MONROVIA, Montserrado – With 60 percent of current lawmakers being booted out of office, one may get the idea that Liberian voters are simply punishing all lawmakers.
However, this is not necessarily the case, as analysis of the IREDD 2016 report on lawmakers’ performance shows that those who were ranked as performing better were much more likely to be reelected than those who were rated poorly.
Lawmakers who scored an A, which was the equivalent of attending over 70 of the 78 sessions or were excused based on official duty on session day, were over 3.5 times more likely to be reelected than those who scored a C or lower, equal to attending fewer than 63 sessions.
The rating was only attendance-based and did not factor in other aspects of the functions of lawmakers; however, it is still noteworthy that it correlates strongly with the chances of reelection.

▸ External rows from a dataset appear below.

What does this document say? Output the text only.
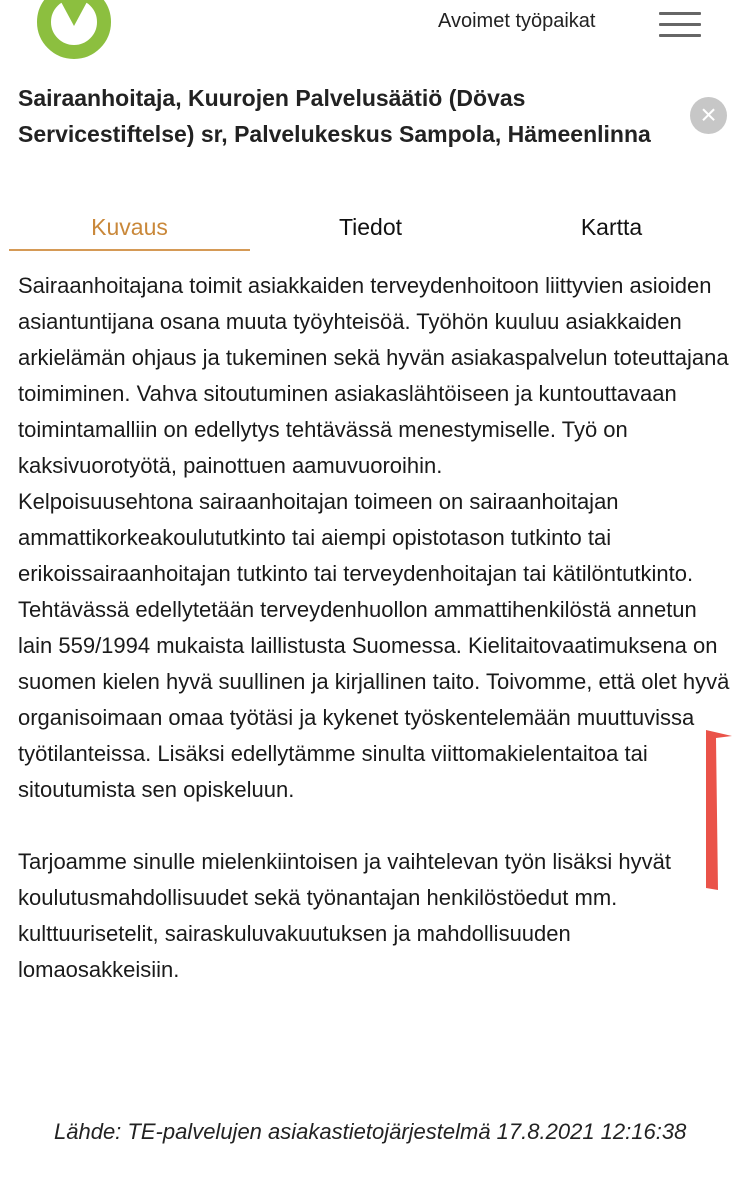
Avoimet työpaikat
Sairaanhoitaja, Kuurojen Palvelusäätiö (Dövas Servicestiftelse) sr, Palvelukeskus Sampola, Hämeenlinna
×
Kuvaus	Tiedot	Kartta

Sairaanhoitajana toimit asiakkaiden terveydenhoitoon liittyvien asioiden asiantuntijana osana muuta työyhteisöä. Työhön kuuluu asiakkaiden arkielämän ohjaus ja tukeminen sekä hyvän asiakaspalvelun toteuttajana toimiminen. Vahva sitoutuminen asiakaslähtöiseen ja kuntouttavaan toimintamalliin on edellytys tehtävässä menestymiselle. Työ on kaksivuorotyötä, painottuen aamuvuoroihin.

Kelpoisuusehtona sairaanhoitajan toimeen on sairaanhoitajan ammattikorkeakoulututkinto tai aiempi opistotason tutkinto tai erikoissairaanhoitajan tutkinto tai terveydenhoitajan tai kätilöntutkinto.

Tehtävässä edellytetään terveydenhuollon ammattihenkilöstä annetun lain 559/1994 mukaista laillistusta Suomessa. Kielitaitovaatimuksena on suomen kielen hyvä suullinen ja kirjallinen taito. Toivomme, että olet hyvä organisoimaan omaa työtäsi ja kykenet työskentelemään muuttuvissa työtilanteissa. Lisäksi edellytämme sinulta viittomakielentaitoa tai sitoutumista sen opiskeluun.

Tarjoamme sinulle mielenkiintoisen ja vaihtelevan työn lisäksi hyvät koulutusmahdollisuudet sekä työnantajan henkilöstöedut mm. kulttuurisetelit, sairaskuluvakuutuksen ja mahdollisuuden lomaosakkeisiin.

Lähde: TE-palvelujen asiakastietojärjestelmä 17.8.2021 12:16:38
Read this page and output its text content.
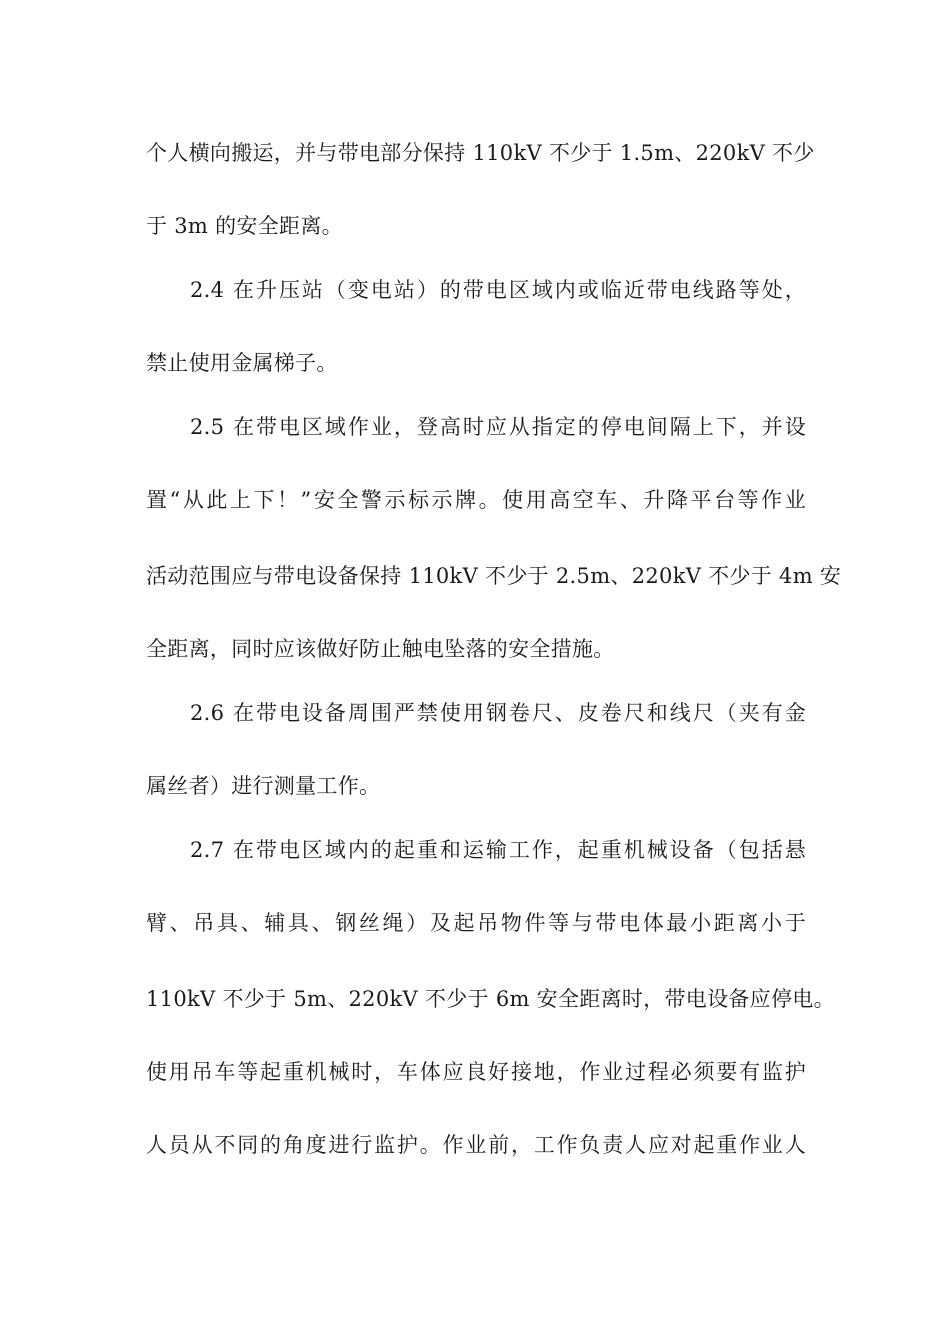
个人横向搬运，并与带电部分保持 110kV 不少于 1.5m、220kV 不少
于 3m 的安全距离。
2.4 在升压站（变电站）的带电区域内或临近带电线路等处，
禁止使用金属梯子。
2.5 在带电区域作业，登高时应从指定的停电间隔上下，并设
置“从此上下！”安全警示标示牌。使用高空车、升降平台等作业
活动范围应与带电设备保持 110kV 不少于 2.5m、220kV 不少于 4m 安
全距离，同时应该做好防止触电坠落的安全措施。
2.6 在带电设备周围严禁使用钢卷尺、皮卷尺和线尺（夹有金
属丝者）进行测量工作。
2.7 在带电区域内的起重和运输工作，起重机械设备（包括悬
臂、吊具、辅具、钢丝绳）及起吊物件等与带电体最小距离小于
110kV 不少于 5m、220kV 不少于 6m 安全距离时，带电设备应停电。
使用吊车等起重机械时，车体应良好接地，作业过程必须要有监护
人员从不同的角度进行监护。作业前，工作负责人应对起重作业人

In our analysis, The Bush Chicken modified IREDD’s original scorecard for the lawmakers because it unfairly penalized lawmakers who were traveling on official business, such as those who served in the ECOWAS Parliament (Nimba’s Sen. Prince Johnson has raised this issue for at least two years now).
Our detailed tallying of each lawmaker’s grade and the result of their reelection bid can be found here. We did not include cases where lawmakers did not run for reelection, died in office, or where the National Elections Commission has not yet provided a final winner (Nimba’s eighth district).
The results show that 59 percent of lawmakers scoring A were reelected while 38 percent of those scoring a B were reelected. Only 2 of the 12 lawmakers (17 percent) who scored a C or below and were running for reelection were actually retained.
Those two lawmakers were Montserrado’s eighth and ninth district representatives, Acarous Gray and Munah Pelham-Youngblood, respectively. Their reelection attests to the strong support that their party, the Coalition for Democratic Change, enjoys in Montserrado, where one of the county’s two senatorial seats is held by the party’s leader, George Weah, and where 9 of the 17 representative seats went to CDC members in the October 10, 2017 election.
Correction: A previous version of this article suggested that the two senatorial seats in Montserrado were held by CDC members. It has been corrected to reflect Sen. Geraldine Doe-Sheriff’s resignation from the CDC.